Boehner’s New Plan Doesn’t Cut Spending

Posted by Chris Edwards

House Speaker John Boehner has revised his budget plan in response to an unfavorable analysis by the CBO. The CBO has examined Boehner’s new plan and finds that it would cut spending by $917 billion over 10 years. Of the total, only $761 billion would be cuts to programs. The rest of the savings would be from reduced interest costs.

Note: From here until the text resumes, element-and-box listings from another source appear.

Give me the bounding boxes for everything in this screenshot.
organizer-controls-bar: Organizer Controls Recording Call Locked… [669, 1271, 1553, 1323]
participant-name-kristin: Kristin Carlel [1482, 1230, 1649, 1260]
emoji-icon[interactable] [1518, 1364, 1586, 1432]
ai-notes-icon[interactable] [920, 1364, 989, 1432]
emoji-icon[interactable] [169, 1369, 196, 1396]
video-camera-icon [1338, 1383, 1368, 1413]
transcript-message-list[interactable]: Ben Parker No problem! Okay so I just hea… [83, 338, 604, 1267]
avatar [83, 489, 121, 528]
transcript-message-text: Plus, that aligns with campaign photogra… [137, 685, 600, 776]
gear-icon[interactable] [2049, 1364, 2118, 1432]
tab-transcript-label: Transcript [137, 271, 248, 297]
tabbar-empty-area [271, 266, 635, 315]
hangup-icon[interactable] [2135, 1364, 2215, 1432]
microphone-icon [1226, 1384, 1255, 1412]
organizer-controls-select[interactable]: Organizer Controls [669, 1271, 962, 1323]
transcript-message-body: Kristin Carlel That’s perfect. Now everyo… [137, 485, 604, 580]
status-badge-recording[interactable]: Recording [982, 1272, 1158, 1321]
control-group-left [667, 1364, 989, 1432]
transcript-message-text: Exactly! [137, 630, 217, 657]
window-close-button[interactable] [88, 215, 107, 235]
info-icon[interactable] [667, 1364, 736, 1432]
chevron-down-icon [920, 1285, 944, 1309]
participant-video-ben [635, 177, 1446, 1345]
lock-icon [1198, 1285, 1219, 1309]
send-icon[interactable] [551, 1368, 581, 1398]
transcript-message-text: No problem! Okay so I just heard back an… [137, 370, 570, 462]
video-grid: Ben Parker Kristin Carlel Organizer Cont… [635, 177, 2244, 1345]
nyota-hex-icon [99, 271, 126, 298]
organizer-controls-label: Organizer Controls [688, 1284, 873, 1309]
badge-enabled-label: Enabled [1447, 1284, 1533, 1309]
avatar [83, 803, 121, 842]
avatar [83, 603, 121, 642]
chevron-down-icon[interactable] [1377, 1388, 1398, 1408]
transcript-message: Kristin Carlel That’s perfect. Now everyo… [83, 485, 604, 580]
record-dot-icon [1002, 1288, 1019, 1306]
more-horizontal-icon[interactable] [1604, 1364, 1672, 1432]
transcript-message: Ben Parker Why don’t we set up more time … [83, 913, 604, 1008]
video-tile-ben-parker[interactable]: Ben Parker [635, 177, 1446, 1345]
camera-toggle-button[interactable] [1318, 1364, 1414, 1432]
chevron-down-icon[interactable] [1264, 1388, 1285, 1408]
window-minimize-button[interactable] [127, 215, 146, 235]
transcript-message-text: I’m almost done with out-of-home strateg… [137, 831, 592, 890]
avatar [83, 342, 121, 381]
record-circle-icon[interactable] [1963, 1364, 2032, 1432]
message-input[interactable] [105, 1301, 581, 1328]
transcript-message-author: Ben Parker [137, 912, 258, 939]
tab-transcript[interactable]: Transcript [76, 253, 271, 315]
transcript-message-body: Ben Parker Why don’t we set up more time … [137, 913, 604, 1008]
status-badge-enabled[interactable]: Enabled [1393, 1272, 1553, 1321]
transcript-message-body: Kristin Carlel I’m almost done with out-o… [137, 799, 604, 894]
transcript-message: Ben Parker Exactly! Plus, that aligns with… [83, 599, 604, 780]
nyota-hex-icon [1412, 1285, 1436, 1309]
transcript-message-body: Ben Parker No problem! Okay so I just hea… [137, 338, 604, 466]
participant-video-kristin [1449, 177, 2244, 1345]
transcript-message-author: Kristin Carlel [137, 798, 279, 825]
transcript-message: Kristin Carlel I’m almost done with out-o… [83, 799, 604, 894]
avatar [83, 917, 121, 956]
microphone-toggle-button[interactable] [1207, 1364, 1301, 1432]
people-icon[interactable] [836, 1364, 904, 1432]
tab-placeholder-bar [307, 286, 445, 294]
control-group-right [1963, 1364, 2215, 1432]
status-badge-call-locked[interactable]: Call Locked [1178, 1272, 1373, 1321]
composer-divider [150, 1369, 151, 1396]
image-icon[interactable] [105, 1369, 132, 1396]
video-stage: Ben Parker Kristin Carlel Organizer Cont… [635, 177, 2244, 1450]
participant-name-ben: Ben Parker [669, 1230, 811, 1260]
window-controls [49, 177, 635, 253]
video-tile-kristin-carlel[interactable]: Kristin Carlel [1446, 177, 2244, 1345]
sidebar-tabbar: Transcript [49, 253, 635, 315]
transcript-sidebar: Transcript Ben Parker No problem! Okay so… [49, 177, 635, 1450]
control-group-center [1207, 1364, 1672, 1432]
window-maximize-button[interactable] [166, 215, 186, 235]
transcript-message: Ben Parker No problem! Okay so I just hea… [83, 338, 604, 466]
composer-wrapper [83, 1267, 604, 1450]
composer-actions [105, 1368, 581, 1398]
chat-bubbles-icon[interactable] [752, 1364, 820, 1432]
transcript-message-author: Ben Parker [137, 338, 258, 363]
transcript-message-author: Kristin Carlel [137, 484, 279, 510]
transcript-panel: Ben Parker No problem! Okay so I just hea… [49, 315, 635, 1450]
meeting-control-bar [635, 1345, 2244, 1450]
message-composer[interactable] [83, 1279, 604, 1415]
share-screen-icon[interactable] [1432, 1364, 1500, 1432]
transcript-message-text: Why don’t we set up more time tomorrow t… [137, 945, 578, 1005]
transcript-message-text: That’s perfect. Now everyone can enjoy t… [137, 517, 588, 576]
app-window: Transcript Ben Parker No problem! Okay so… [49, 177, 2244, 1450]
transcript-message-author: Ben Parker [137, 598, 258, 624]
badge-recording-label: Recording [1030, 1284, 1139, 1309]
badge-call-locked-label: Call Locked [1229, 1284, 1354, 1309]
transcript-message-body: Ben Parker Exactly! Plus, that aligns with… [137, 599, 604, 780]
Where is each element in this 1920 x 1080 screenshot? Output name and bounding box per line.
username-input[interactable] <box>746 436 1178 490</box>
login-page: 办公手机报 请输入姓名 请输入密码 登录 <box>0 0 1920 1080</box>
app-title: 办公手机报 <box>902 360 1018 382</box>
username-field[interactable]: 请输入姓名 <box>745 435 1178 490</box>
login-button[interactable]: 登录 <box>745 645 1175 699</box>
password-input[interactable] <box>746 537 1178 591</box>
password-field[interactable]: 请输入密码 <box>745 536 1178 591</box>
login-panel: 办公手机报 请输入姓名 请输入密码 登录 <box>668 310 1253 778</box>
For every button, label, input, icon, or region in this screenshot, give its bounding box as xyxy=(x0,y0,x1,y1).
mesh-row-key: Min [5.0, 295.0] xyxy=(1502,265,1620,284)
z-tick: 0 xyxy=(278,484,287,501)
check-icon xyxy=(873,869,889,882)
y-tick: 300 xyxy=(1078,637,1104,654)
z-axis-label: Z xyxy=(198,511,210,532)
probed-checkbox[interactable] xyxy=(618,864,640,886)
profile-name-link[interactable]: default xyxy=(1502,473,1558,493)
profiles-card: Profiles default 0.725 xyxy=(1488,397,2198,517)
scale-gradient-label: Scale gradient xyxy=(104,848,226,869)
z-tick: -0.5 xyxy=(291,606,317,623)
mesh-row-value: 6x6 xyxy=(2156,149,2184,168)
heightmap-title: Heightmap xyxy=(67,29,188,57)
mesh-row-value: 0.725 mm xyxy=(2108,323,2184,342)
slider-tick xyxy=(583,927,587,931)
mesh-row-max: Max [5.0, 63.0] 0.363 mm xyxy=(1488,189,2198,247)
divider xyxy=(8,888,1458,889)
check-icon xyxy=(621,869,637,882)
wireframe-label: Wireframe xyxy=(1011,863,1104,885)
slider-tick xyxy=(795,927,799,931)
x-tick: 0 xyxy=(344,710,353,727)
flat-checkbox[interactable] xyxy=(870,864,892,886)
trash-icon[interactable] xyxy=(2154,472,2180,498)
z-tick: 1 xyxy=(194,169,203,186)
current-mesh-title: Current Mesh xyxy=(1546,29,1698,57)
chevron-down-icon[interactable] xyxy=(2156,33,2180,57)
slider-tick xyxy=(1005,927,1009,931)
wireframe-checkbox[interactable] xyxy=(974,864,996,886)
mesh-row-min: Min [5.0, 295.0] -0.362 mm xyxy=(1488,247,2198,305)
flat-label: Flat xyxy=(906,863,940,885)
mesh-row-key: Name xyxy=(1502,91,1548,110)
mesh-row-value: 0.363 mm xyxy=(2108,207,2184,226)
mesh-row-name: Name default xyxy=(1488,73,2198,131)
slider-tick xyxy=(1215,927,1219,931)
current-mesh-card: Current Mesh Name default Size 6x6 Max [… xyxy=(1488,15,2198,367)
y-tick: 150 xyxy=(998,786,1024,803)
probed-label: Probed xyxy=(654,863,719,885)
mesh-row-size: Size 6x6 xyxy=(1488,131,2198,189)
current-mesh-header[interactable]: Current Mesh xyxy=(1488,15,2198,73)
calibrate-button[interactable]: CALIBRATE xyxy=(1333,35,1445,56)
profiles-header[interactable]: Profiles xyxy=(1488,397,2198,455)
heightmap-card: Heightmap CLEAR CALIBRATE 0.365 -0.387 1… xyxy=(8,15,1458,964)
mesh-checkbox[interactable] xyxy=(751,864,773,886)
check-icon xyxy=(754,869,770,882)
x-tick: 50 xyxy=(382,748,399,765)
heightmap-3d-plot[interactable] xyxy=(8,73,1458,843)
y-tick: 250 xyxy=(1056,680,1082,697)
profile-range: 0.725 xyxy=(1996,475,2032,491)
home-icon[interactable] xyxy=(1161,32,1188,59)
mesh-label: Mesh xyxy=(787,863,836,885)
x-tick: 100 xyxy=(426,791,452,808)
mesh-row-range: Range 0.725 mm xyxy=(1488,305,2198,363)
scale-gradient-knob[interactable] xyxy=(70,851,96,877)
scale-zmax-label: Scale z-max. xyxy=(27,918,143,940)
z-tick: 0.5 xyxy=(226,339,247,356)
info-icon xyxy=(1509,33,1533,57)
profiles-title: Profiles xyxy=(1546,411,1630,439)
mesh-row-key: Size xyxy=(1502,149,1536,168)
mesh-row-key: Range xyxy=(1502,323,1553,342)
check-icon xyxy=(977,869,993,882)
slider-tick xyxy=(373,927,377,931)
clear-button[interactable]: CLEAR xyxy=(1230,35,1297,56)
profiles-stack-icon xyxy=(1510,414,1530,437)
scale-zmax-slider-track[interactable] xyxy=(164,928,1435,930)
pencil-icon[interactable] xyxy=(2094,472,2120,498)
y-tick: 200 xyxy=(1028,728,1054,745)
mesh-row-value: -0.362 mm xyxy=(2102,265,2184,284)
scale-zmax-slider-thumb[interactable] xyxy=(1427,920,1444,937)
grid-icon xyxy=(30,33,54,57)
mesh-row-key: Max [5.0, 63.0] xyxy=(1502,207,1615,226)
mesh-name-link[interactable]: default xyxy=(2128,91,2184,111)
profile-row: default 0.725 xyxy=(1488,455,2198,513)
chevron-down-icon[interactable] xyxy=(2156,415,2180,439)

Actually, the revised Boehner plan doesn’t cut spending at all. The chart shows the discretionary spending caps in the new Boehner plan. Spending increases every year—from $1.043 trillion in 2012 to $1,234 trillion in 2021. (These figures exclude the costs of wars in Iraq and Afghanistan).

The “cuts” in the Boehner plan are only cuts from the CBO baseline, which is an assumed path of constantly rising spending. If Congress wanted to, it could require CBO to increase its “baseline” spending by, say, $5 trillion over the next decade. Then Boehner could claim that he was “cutting” spending by $5.9 trillion, even though his plan hadn’t changed. You can see that discretionary “cuts” against baselines don’t mean anything.

The way to make real spending cuts is to abolish programs and agencies. But it’s been eight months since a landslide election that focused on the issue of spending cuts, and the Republican leadership hasn’t proposed any major terminations. 

Senator Tom Coburn told us exactly where he wants to cut spending in this 620-page report. Senator Rand Paul has detailed $500 billion in specific cuts. Where are the spending cut plans of the other fiscal conservatives in Congress?

Members need to step up to the plate and tell us where they would cut the budget. (For help, they can look here). The reality of ongoing $1 trillion deficits is that Congress has to start abolishing programs, privatizing activities, and making other lasting reforms. Promising to reduce spending growth a bit from projected baseline increases won’t do the job.